Clement Allard/La Presse Canadienne Stephen Harper,et Philippe Couillard

MONTRÉAL — Dans la lettre qu’il a fait parvenir au premier ministre du Québec, le chef conservateur Stephen Harper opte pour la continuité, soulignant les contributions de son gouvernement pour la province et éludant certaines questions délicates soulevées par Philippe Couillard dans sa missive initiale.

D’entrée de jeu, le premier ministre sortant a souligné que, depuis l’élection de M. Couillard, une «ère de collaboration» s’est installée entre les gouvernements fédéral et provincial.

M. Harper s’est ainsi engagé à continuer de «reconnaître le rôle central» du Québec en pratiquant un «fédéralisme d’ouverture» comme l’a fait son gouvernement depuis 2006, a-t-il soutenu dans la lettre publiée samedi sur le site Internet du premier ministre québécois.

Sur la question des transferts fédéraux, M. Couillard avait demandé aux chefs fédéraux d’augmenter les versements dans le domaine de la santé pour qu’ils représentent 25 pour cent des dépenses des provinces. Il avait également réclamé un nouveau calcul des transferts de péréquation afin de retirer le plafond au programme et d’uniformiser le calcul de dividendes du transport et de la distribution d’électricité entre Hydro-Québec et Hydro-One, en Ontario.

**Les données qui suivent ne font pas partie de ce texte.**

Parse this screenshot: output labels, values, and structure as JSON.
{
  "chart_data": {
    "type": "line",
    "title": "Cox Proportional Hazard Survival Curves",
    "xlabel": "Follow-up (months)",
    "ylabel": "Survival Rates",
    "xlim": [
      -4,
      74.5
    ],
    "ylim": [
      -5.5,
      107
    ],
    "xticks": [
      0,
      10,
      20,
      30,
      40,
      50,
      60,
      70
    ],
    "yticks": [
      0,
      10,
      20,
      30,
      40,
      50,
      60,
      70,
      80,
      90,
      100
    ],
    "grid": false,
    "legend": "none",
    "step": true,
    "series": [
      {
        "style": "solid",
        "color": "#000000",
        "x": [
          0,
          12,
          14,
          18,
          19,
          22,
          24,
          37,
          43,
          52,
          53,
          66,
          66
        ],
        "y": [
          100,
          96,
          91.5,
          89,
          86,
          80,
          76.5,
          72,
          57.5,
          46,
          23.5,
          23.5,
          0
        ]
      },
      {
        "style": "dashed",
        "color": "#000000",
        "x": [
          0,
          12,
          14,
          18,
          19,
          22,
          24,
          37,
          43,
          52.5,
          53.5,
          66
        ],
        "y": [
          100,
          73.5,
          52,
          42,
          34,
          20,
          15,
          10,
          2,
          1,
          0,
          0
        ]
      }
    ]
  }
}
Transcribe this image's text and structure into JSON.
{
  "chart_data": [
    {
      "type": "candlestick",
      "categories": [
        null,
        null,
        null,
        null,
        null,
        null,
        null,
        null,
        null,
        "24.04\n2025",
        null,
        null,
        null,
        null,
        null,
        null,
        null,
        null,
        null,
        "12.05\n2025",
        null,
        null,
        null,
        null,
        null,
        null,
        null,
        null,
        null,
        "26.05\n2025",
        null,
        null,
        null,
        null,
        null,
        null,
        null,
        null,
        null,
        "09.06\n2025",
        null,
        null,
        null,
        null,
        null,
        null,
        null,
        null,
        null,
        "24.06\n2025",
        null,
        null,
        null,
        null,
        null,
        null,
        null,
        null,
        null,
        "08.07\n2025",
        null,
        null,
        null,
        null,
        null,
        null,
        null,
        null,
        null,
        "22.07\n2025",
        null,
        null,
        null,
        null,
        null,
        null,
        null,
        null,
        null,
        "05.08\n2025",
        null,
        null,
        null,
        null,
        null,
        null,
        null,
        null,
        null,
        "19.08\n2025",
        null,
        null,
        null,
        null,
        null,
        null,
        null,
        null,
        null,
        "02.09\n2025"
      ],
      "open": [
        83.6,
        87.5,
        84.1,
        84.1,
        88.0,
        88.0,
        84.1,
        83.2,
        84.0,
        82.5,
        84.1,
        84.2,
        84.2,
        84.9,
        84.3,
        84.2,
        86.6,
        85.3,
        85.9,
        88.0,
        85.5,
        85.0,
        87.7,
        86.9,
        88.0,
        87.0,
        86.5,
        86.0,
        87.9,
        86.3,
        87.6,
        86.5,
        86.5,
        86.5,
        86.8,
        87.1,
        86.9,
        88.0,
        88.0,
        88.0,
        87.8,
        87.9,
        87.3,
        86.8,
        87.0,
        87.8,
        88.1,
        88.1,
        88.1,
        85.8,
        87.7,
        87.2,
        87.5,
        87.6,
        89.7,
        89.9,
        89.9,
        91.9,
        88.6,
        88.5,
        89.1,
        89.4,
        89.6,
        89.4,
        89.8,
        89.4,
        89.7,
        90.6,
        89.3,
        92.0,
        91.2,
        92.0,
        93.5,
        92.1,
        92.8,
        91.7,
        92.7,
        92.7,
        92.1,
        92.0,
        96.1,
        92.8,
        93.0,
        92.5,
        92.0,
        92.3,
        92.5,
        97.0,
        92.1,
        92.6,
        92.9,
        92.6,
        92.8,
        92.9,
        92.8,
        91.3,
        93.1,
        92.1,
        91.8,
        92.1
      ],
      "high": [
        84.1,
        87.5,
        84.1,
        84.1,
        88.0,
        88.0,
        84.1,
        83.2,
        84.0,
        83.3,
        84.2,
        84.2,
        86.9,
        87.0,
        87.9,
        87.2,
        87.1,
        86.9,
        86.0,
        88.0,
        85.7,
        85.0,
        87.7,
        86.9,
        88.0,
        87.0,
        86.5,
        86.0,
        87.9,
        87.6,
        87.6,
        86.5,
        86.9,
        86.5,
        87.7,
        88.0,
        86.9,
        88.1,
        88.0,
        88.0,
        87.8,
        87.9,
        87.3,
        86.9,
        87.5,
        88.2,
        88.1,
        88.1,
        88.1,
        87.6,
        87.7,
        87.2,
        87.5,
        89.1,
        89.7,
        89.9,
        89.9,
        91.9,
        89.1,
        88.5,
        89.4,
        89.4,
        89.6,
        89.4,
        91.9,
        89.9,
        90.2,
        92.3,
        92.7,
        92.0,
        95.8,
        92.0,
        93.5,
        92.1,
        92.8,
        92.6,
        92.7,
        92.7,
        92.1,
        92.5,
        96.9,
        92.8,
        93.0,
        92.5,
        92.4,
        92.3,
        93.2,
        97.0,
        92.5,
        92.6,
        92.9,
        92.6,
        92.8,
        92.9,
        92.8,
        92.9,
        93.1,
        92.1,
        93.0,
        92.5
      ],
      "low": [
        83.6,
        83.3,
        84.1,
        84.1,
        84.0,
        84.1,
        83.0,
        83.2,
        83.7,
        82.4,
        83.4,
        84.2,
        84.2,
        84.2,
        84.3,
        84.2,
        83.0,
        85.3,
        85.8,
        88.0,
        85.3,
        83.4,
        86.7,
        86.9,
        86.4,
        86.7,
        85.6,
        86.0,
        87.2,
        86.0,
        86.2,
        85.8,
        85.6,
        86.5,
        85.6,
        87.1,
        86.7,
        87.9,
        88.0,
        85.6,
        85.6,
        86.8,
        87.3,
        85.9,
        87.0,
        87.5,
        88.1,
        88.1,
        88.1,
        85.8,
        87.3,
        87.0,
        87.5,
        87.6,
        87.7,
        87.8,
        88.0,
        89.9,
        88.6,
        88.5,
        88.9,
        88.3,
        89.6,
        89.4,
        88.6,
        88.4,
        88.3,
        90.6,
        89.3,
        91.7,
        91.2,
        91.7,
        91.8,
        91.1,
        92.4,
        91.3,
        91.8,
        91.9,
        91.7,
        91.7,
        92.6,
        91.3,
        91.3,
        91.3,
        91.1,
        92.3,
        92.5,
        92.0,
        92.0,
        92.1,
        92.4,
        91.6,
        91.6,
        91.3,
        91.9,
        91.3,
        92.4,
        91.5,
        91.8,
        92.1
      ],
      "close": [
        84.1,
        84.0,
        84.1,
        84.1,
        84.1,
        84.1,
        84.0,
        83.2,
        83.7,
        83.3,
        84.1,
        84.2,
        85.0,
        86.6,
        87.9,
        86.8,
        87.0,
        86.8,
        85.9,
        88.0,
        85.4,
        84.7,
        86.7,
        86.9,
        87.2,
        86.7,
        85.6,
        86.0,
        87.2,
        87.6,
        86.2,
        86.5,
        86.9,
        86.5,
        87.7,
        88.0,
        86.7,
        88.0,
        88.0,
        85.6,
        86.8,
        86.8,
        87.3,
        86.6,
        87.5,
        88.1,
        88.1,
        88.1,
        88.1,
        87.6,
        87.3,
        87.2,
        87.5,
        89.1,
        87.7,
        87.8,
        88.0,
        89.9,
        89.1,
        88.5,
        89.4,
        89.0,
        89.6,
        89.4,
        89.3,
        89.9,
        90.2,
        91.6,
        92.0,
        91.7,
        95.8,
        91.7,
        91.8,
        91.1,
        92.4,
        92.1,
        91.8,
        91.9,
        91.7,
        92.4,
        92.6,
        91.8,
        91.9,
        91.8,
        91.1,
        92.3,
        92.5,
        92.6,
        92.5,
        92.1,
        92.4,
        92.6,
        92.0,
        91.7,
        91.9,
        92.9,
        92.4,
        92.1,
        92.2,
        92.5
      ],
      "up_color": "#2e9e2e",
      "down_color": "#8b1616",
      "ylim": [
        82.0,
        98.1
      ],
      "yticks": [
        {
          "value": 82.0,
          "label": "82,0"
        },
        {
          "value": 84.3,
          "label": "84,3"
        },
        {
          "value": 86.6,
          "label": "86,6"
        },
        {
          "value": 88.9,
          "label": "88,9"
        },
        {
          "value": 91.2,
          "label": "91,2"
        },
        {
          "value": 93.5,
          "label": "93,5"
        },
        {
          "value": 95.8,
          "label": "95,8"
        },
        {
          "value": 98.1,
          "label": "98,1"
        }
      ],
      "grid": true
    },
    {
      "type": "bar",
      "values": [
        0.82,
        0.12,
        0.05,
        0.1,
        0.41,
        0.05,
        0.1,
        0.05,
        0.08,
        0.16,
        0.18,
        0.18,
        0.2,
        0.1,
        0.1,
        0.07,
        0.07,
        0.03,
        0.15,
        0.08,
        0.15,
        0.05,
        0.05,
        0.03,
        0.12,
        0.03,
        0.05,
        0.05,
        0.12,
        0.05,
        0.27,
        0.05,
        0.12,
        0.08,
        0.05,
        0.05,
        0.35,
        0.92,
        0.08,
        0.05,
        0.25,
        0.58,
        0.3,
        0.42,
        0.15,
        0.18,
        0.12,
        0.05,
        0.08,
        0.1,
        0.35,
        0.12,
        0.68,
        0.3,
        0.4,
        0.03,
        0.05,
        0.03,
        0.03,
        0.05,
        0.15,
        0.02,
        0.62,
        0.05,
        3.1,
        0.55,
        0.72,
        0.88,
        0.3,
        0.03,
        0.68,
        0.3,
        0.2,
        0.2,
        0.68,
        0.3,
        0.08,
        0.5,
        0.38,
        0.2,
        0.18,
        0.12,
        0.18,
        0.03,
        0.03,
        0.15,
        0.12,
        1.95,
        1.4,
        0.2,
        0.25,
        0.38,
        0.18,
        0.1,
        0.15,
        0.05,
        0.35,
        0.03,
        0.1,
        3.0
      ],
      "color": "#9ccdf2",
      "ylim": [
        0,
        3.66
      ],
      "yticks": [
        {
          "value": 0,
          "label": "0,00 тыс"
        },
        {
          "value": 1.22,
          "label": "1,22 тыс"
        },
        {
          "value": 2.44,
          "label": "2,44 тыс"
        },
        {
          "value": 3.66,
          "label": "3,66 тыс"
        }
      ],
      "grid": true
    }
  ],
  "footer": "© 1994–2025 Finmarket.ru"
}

M. Harper ne s’est toutefois pas engagé à revoir les transferts en santé, ni à réviser le calcul actuel de la péréquation, qui dans sa formule actuelle «assure l’équité entre les provinces», a-t-il remarqué. Il a rappelé que le Québec recevrait en 2015-2016 20,4 milliards $ en transferts fédéraux, et ces revenus «continueront de croître», a-t-il ajouté.

Le chef conservateur a par ailleurs promis de continuer de travailler à encadrer le pouvoir de dépenser du gouvernement fédéral comme le lui a demandé le premier ministre Couillard et d’offrir une «indemnisation raisonnable» à la province lorsqu’elle ne veut pas participer à «des programmes de compétence exclusivement provinciale».

Quant aux investissements réclamés par Québec dans les domaines de l’infrastructure, de stratégie maritime et du Plan Nord, M. Harper s’est contenté de réitérer les engagements de son parti et d’assurer qu’il «continuera de collaborer» avec la province. M. Couillard avait pourtant demandé une augmentation «significative» des investissements, au-delà du Plan Chantier Canada mis de l’avant par le gouvernement conservateur.

Le chef conservateur a toutefois acquiescé à la requête de M. Couillard concernant la protection du système de gestion de l’offre dans le cadre de l’accord commercial entre le Canada et l’Europe.

M. Harper a par ailleurs minimisé les inquiétudes du Québec sur, d’une part, la loi C-51, et d’autre part, le bilinguisme des juges de la Cour suprême du Canada.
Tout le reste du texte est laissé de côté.